Page 86 of Escape to the Sun

“Chica.” Mick appeared behind her. “I thought that was—whoa. Are you okay?”

She started to nod but shook her head instead. “No. I’m not okay. I need to go. I need…” She turned to look at Mick and got an idea. “I need the key to the engine lock on my boat. Do you—”

“Ash left the keys behind the bar last night. Let me grab them for you.”

She nodded. That would be good. If she could get the keys and get her boat back, that was a good first step. Ash didn’t need to be with her. He didn’t need to pretend anymore. That was fine. She didn’t need him. She could get her guests and get them back to Casa del Sol without him. But he had no right to take her boat.

She paced on the street in front of the hostel, letting her thoughts clear. She was no closer to understanding anything when she heard her name again. This time it wasn’t Mick’s voice. She turned slowly to see Ash in the door, the keys to the engine lock in his hand.

“Mick told me you were looking for these.” He took a step down, but Heather crossed her arms and he stopped. “Heather, let me explain what you just saw.”

“There’s no need.” She kept her voice as calm as she could, to the point where she knew she sounded cold and detached. She didn’t care. She couldn’t. She needed space. Or it would hurt too much to do what she was going to have to do.

“There is.” Ash took the steps down to the street and stood in front of her. “Nothing happened with Sara. Nothing.”

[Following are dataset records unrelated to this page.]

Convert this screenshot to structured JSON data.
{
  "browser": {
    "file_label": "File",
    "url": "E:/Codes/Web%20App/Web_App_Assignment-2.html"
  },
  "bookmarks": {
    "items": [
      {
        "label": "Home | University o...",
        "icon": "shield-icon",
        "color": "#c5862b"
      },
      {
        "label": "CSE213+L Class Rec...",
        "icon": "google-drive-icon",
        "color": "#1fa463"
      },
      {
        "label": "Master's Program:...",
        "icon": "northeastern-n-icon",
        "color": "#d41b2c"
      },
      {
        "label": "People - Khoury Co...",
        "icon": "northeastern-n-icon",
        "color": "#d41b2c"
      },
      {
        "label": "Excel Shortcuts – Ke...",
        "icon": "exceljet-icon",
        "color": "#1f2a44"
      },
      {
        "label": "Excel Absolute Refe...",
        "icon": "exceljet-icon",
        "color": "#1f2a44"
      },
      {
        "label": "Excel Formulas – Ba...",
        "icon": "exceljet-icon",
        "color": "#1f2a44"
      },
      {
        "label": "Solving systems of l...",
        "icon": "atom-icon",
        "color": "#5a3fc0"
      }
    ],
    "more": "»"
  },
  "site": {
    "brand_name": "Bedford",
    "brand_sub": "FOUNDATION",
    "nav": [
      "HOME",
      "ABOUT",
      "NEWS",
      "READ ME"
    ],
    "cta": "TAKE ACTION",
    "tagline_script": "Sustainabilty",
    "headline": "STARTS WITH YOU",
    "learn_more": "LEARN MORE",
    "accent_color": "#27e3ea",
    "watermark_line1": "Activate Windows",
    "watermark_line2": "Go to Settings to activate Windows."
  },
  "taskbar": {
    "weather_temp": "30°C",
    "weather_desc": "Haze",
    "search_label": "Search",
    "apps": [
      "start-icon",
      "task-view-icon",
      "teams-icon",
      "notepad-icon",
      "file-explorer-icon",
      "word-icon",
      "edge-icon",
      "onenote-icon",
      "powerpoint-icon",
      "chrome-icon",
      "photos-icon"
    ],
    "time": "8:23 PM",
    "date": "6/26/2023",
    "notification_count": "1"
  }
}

“Sara.” Somehow it made it worse to know her name.

“I went to bed last night and she just…she…well, she climbed into bed with me.” He must know it sounded bad because Ash closed his eyes and squeezed the bridge of his nose. “I’m not interested in her. It’s not like that.”

“It doesn’t matter.”

“It does!”

“No, Ash. It doesn’t. You told me you would never love again.” Heather had to focus to get the words out, but she needed to say them. She needed to hear it as much as he did. “And now you’ve demonstrated that. If you were trying to make the point, you did. Now if you’d please give me the keys, I have guests to pick up. Because you didn’t think of that either, did you? While you were running off into town to scratch an itch, you left me stranded when I have a business to run. I assume you’ll be able to find your own way back, or…wherever it is that you go when you’re not at Casa del Sol. But I don’t think—”

“Stop.”

She shook her head.

“No, Heather. Stop.” He gripped her upper arms, and forced her to look at him. “You need to listen to me.”

She shook her head again, harder, before she focused on his eyes. “No. I don’t.” She could feel the crack in her heart as she spoke, but she had to get it out. “It was nothing. We were just fooling around and I know it wasn’t anything serious. It’s fine.”

“That’s not true.”

“You tried to tell me, and I wouldn’t listen. But I get it now. I know who you are, Ash. I get it.”

He dropped his hands, his face twisted into a mask of hurt, but she couldn’t let herself care. “Here.” Ash held the keys out and she took them.

There was something final in his surrender and that might have been the part that hurt the most, but she took the keys and tucked them into her bag. With one more look and her heart breaking into a thousand pieces, she turned and walked down the street to the airport and her guests. She still had a job to do.

* * *

He let her go. Every fiber in his body yearned to go after her, pull her into his arms and kiss her until she listened to him. He needed to make her understand. Force her if necessary. But it wasn’t the right time because she was right—he’d said those things. He’d told her he would never let himself love again.

He’d been wrong.

Very wrong.

And he’d prove it to her, too.

Because as he watched her walk away, Ash knew one thing with complete certainty: he loved Heather Holt. And he wasn’t going to lose her.